Apenas ayer se celebró el Día Internacional del Hombre, una fecha que, aunque existe desde 1992, no ha logrado tener la misma relevancia ni el mismo eco que el Día Internacional de la Mujer. Esto no es casual. En nuestra cultura falocentrista, siempre ha existido una visión monolítica de lo que significa ser hombre, un ideal que ha sido impuesto y que, lejos de fomentar una diversidad de modelos, ha limitado el desarrollo y las posibilidades del hombre en sociedad.

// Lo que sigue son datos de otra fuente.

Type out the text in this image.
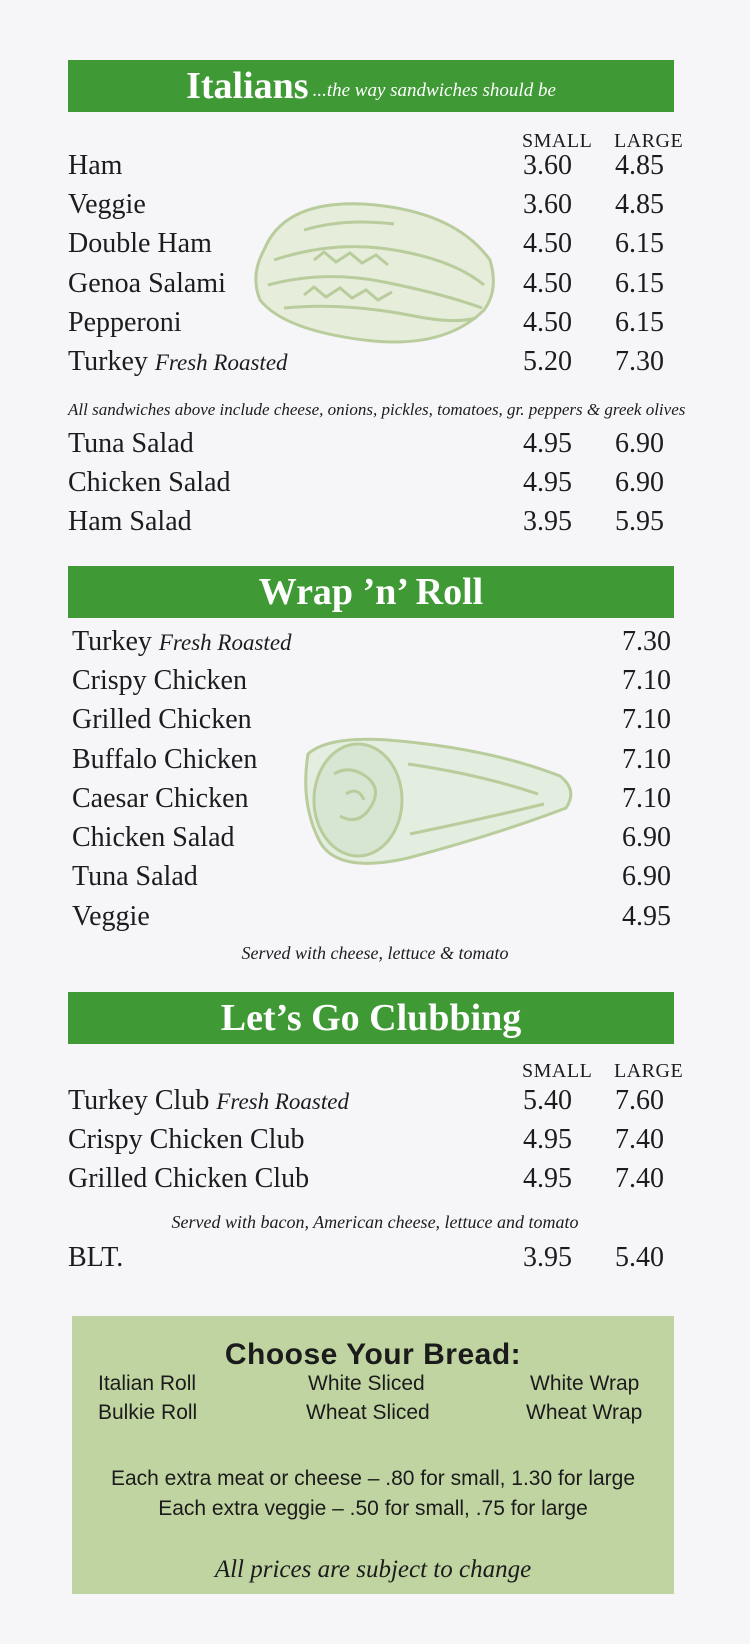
Italians ...the way sandwiches should be
SMALL LARGE
Ham	3.60 4.85
Veggie	3.60 4.85
Double Ham	4.50 6.15
Genoa Salami	4.50 6.15
Pepperoni	4.50 6.15
Turkey Fresh Roasted	5.20 7.30
All sandwiches above include cheese, onions, pickles, tomatoes, gr. peppers & greek olives
Tuna Salad	4.95 6.90
Chicken Salad	4.95 6.90
Ham Salad	3.95 5.95
Wrap ’n’ Roll
Turkey Fresh Roasted	7.30
Crispy Chicken	7.10
Grilled Chicken	7.10
Buffalo Chicken	7.10
Caesar Chicken	7.10
Chicken Salad	6.90
Tuna Salad	6.90
Veggie	4.95
Served with cheese, lettuce & tomato
Let’s Go Clubbing
SMALL LARGE
Turkey Club Fresh Roasted	5.40 7.60
Crispy Chicken Club	4.95 7.40
Grilled Chicken Club	4.95 7.40
Served with bacon, American cheese, lettuce and tomato
BLT.	3.95 5.40
Choose Your Bread:
Italian Roll	White Sliced	White Wrap
Bulkie Roll	Wheat Sliced	Wheat Wrap
Each extra meat or cheese – .80 for small, 1.30 for large
Each extra veggie – .50 for small, .75 for large
All prices are subject to change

Como se mencioné en Hombre tenías que ser, estamos viendo cómo figuras como el “mujeriego”, el “borracho” y el “padre ausente” dominan la percepción popular del hombre, dejando poco espacio para aquellos que buscan alternativas más saludables y responsables.

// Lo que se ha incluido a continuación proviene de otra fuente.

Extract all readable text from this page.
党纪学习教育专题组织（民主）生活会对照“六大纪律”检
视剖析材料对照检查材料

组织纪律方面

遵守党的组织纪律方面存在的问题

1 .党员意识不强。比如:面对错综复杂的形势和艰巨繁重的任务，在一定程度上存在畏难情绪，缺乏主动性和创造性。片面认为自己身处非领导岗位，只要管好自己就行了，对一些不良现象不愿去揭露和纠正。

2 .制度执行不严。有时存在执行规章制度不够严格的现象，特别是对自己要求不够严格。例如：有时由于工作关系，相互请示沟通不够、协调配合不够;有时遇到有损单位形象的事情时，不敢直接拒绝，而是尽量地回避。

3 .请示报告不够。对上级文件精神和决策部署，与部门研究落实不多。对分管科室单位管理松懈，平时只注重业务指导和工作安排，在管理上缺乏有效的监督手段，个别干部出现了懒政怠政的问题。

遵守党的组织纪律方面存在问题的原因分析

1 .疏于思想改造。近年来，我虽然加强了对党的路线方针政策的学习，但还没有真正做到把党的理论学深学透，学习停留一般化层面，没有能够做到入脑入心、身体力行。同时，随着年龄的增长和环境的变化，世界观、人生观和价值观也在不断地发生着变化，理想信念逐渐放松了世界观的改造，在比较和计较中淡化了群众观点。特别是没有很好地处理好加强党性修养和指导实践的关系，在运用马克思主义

Hoy, me atrevo a decir que la masculinidad está siendo puesta a prueba. Las viejas definiciones de fuerza, control, rudeza y distancia emocional han sido desplazadas, pero no porque hayamos encontrado nuevos modelos más inclusivos, sino porque simplemente ya no parecen funcionar. Ya no somos tan fácilmente etiquetables como los hombres de antaño: aquellos que cumplían con un rol claro y sólido, que no se cuestionaban a sí mismos ni su lugar en la jerarquía social. Sin embargo, al intentar escapar de esa rigidez, nos hemos encontrado con un vacío. La falta de modelos alternativos claros, o incluso la resistencia a crear estos nuevos paradigmas, nos ha dejado a muchos perdidos en una especie de limbo de identidad.

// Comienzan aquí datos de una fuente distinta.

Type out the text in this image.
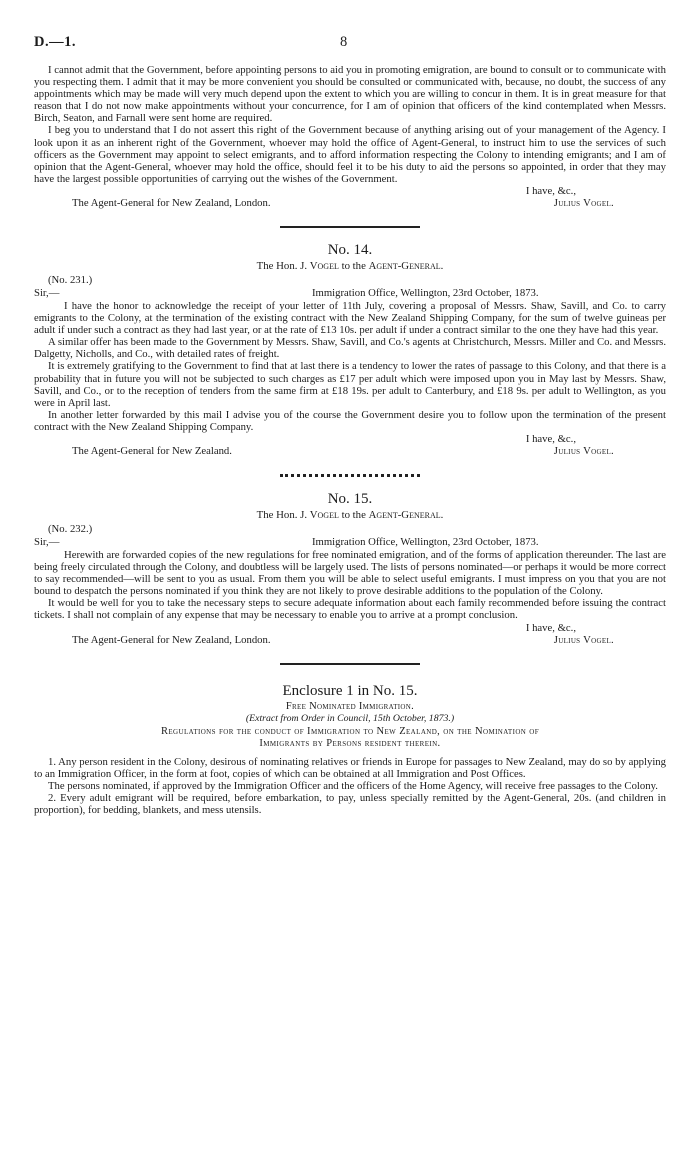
D.—1.	8

I cannot admit that the Government, before appointing persons to aid you in promoting emigration, are bound to consult or to communicate with you respecting them. I admit that it may be more convenient you should be consulted or communicated with, because, no doubt, the success of any appointments which may be made will very much depend upon the extent to which you are willing to concur in them. It is in great measure for that reason that I do not now make appointments without your concurrence, for I am of opinion that officers of the kind contemplated when Messrs. Birch, Seaton, and Farnall were sent home are required.

I beg you to understand that I do not assert this right of the Government because of anything arising out of your management of the Agency. I look upon it as an inherent right of the Government, whoever may hold the office of Agent-General, to instruct him to use the services of such officers as the Government may appoint to select emigrants, and to afford information respecting the Colony to intending emigrants; and I am of opinion that the Agent-General, whoever may hold the office, should feel it to be his duty to aid the persons so appointed, in order that they may have the largest possible opportunities of carrying out the wishes of the Government.

I have, &c.,
The Agent-General for New Zealand, London.	Julius Vogel.
No. 14.
The Hon. J. Vogel to the Agent-General.
(No. 231.)
Sir,—	Immigration Office, Wellington, 23rd October, 1873.

I have the honor to acknowledge the receipt of your letter of 11th July, covering a proposal of Messrs. Shaw, Savill, and Co. to carry emigrants to the Colony, at the termination of the existing contract with the New Zealand Shipping Company, for the sum of twelve guineas per adult if under such a contract as they had last year, or at the rate of £13 10s. per adult if under a contract similar to the one they have had this year.

A similar offer has been made to the Government by Messrs. Shaw, Savill, and Co.'s agents at Christchurch, Messrs. Miller and Co. and Messrs. Dalgetty, Nicholls, and Co., with detailed rates of freight.

It is extremely gratifying to the Government to find that at last there is a tendency to lower the rates of passage to this Colony, and that there is a probability that in future you will not be subjected to such charges as £17 per adult which were imposed upon you in May last by Messrs. Shaw, Savill, and Co., or to the reception of tenders from the same firm at £18 19s. per adult to Canterbury, and £18 9s. per adult to Wellington, as you were in April last.

In another letter forwarded by this mail I advise you of the course the Government desire you to follow upon the termination of the present contract with the New Zealand Shipping Company.

I have, &c.,
The Agent-General for New Zealand.	Julius Vogel.
No. 15.
The Hon. J. Vogel to the Agent-General.
(No. 232.)
Sir,—	Immigration Office, Wellington, 23rd October, 1873.

Herewith are forwarded copies of the new regulations for free nominated emigration, and of the forms of application thereunder. The last are being freely circulated through the Colony, and doubtless will be largely used. The lists of persons nominated—or perhaps it would be more correct to say recommended—will be sent to you as usual. From them you will be able to select useful emigrants. I must impress on you that you are not bound to despatch the persons nominated if you think they are not likely to prove desirable additions to the population of the Colony.

It would be well for you to take the necessary steps to secure adequate information about each family recommended before issuing the contract tickets. I shall not complain of any expense that may be necessary to enable you to arrive at a prompt conclusion.

I have, &c.,
The Agent-General for New Zealand, London.	Julius Vogel.
Enclosure 1 in No. 15.
Free Nominated Immigration.
(Extract from Order in Council, 15th October, 1873.)
Regulations for the conduct of Immigration to New Zealand, on the Nomination of
Immigrants by Persons resident therein.

1. Any person resident in the Colony, desirous of nominating relatives or friends in Europe for passages to New Zealand, may do so by applying to an Immigration Officer, in the form at foot, copies of which can be obtained at all Immigration and Post Offices.

The persons nominated, if approved by the Immigration Officer and the officers of the Home Agency, will receive free passages to the Colony.

2. Every adult emigrant will be required, before embarkation, to pay, unless specially remitted by the Agent-General, 20s. (and children in proportion), for bedding, blankets, and mess utensils.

¿En qué momento dejamos de evolucionar? Esta pregunta, tan cargada de desazón, es difícil de responder. Lo cierto es que las generaciones actuales se enfrentan a un contexto diferente al de sus padres y abuelos. La globalización, los cambios sociales impulsados por los movimientos feministas y LGBT+, la crisis económica global y, especialmente, las transformaciones tecnológicas han generado un escenario de incertidumbre.
Sin embargo, en lugar de intentar adaptarnos a las nuevas circunstancias, hemos optado por recrear, de una forma u otra, los viejos moldes. Esta es la paradoja: queremos liberarnos de los estándares tradicionales de la masculinidad, pero muchas veces caemos en nuevas formas de rigidez, disfrazadas de modernidad.
Los términos “hombres deconstruidos” y “nuevas masculinidades” han ganado popularidad, sin lugar a dudas. Pero, si bien son necesarios para replantear nuestra relación con el concepto de ser hombre, me pregunto si no estamos cayendo en el mismo error: la creación de un nuevo “ideal” masculino que, aunque se venda como progresista, acaba siendo igualmente excluyente.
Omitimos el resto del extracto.